【加筆・修正中】恋した君に愛を乞う
***


「ふう……。やっと終わった……」


スーツだけではなく、パーティ向きのドレスも数点用意されていて、髪もメイクも合わせてみましょう、なんてノリノリの担当の方に乗せられて、何着合わせたのか分からないほど袖を通しまくった。

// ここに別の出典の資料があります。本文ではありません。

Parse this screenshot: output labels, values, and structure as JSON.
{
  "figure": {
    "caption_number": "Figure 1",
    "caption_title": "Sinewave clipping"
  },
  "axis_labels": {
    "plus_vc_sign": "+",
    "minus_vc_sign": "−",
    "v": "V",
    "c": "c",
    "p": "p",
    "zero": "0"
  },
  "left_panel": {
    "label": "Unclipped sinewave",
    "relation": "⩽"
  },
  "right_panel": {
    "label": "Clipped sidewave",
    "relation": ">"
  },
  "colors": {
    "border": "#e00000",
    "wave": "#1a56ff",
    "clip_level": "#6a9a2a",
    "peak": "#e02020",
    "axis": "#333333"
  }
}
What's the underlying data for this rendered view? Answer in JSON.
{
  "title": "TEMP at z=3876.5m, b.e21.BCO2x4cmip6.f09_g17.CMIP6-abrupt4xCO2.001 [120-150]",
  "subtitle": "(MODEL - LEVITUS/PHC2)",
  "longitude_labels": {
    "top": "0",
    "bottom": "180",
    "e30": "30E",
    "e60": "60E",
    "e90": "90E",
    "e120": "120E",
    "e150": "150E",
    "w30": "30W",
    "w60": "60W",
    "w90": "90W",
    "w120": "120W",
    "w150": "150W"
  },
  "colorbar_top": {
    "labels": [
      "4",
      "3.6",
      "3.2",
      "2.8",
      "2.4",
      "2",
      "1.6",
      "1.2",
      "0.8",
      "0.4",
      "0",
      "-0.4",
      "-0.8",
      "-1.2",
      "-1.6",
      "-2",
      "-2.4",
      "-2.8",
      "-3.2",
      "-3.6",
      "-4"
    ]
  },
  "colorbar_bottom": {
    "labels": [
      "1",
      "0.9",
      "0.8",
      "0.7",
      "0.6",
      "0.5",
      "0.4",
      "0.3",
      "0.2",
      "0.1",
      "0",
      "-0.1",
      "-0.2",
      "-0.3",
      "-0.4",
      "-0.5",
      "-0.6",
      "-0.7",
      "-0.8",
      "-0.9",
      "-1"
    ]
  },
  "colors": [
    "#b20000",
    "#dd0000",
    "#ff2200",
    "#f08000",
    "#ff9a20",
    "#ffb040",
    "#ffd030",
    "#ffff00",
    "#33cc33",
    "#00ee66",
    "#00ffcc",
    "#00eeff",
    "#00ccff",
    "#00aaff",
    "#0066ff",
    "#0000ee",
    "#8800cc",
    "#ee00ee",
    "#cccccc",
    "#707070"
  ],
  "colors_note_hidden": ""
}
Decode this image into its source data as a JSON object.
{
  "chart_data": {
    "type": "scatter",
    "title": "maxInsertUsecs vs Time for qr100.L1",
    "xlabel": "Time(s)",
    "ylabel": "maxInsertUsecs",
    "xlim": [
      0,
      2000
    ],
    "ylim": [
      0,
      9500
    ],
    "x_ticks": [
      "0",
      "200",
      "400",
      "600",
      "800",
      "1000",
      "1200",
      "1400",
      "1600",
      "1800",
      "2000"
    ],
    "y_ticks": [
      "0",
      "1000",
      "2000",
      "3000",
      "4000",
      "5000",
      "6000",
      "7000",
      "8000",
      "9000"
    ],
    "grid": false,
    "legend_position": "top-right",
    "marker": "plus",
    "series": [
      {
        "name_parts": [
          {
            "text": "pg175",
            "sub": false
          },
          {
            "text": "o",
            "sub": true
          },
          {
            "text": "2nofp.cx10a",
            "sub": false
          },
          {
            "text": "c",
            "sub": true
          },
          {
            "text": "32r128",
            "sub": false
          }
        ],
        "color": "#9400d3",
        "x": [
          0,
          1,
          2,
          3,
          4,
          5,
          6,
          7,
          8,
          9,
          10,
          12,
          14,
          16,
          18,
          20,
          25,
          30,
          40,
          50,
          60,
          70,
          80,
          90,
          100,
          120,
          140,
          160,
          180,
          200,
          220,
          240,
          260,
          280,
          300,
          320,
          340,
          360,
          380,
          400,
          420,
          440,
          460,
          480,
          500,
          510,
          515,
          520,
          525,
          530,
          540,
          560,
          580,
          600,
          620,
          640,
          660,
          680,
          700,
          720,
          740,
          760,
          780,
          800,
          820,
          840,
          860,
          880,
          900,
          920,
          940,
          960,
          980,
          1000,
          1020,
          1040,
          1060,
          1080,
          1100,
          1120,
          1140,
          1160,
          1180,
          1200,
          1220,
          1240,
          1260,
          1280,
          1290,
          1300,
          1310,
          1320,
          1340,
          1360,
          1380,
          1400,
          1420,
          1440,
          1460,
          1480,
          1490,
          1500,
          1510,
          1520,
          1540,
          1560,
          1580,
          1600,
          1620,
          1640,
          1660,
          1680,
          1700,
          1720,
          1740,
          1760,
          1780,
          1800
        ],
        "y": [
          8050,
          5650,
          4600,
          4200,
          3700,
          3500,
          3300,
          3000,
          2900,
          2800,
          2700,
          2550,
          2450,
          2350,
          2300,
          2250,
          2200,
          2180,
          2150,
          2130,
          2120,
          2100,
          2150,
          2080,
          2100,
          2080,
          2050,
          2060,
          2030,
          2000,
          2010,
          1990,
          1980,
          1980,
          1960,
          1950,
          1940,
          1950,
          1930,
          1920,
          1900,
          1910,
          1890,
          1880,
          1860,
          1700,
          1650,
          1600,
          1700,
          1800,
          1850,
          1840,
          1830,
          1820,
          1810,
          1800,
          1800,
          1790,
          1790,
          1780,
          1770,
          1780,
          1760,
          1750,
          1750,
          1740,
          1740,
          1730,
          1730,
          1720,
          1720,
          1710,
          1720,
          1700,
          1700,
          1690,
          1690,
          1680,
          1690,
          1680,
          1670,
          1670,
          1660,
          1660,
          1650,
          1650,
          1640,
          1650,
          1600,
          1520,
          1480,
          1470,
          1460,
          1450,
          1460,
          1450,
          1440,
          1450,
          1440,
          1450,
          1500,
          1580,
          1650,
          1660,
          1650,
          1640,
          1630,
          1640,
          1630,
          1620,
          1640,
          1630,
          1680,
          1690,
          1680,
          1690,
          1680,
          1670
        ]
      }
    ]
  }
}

終わり次第帰ってもよいというお言葉に甘え、そうしようと思っていたのに定時より少し早いぐらいの時間になってしまっていた。

「まあ、いつもより少し早いし……」

ロッカールームに寄って、エントランスを抜け外に出ると、空はどんよりした雲におおわれ、今にも雨が降りだしそうだ。
折り畳みの傘は持っているけれど、どうせ役に立たないほどに激しい雨になるのだろう。
それなら早く帰らなきゃ、そう思って駅の方向へ向き直り歩き出そうとした時。

「きゃっ!ご、ごめんなさ……、え……?」

どん、という衝撃が身体に走り、それが誰かにぶつかったせいだと気付いて顔を上げるとそこにいたのはーーーー。

「ごめん、大丈夫?後ろから驚かせようと思って近付いたんだけど、こっちに向かうとは思ってなくて」

「し、社長?な、何でここに……」

「何でって、君と一緒に帰ろうかと」

「え?」

多忙を極める社長がこんな時間に帰ってもいいんですか?とも思ったけれど、朝どれだけ早く来ているのかは知らないし。
そもそも社長に定時なんてないよね、という結論にたどり着く。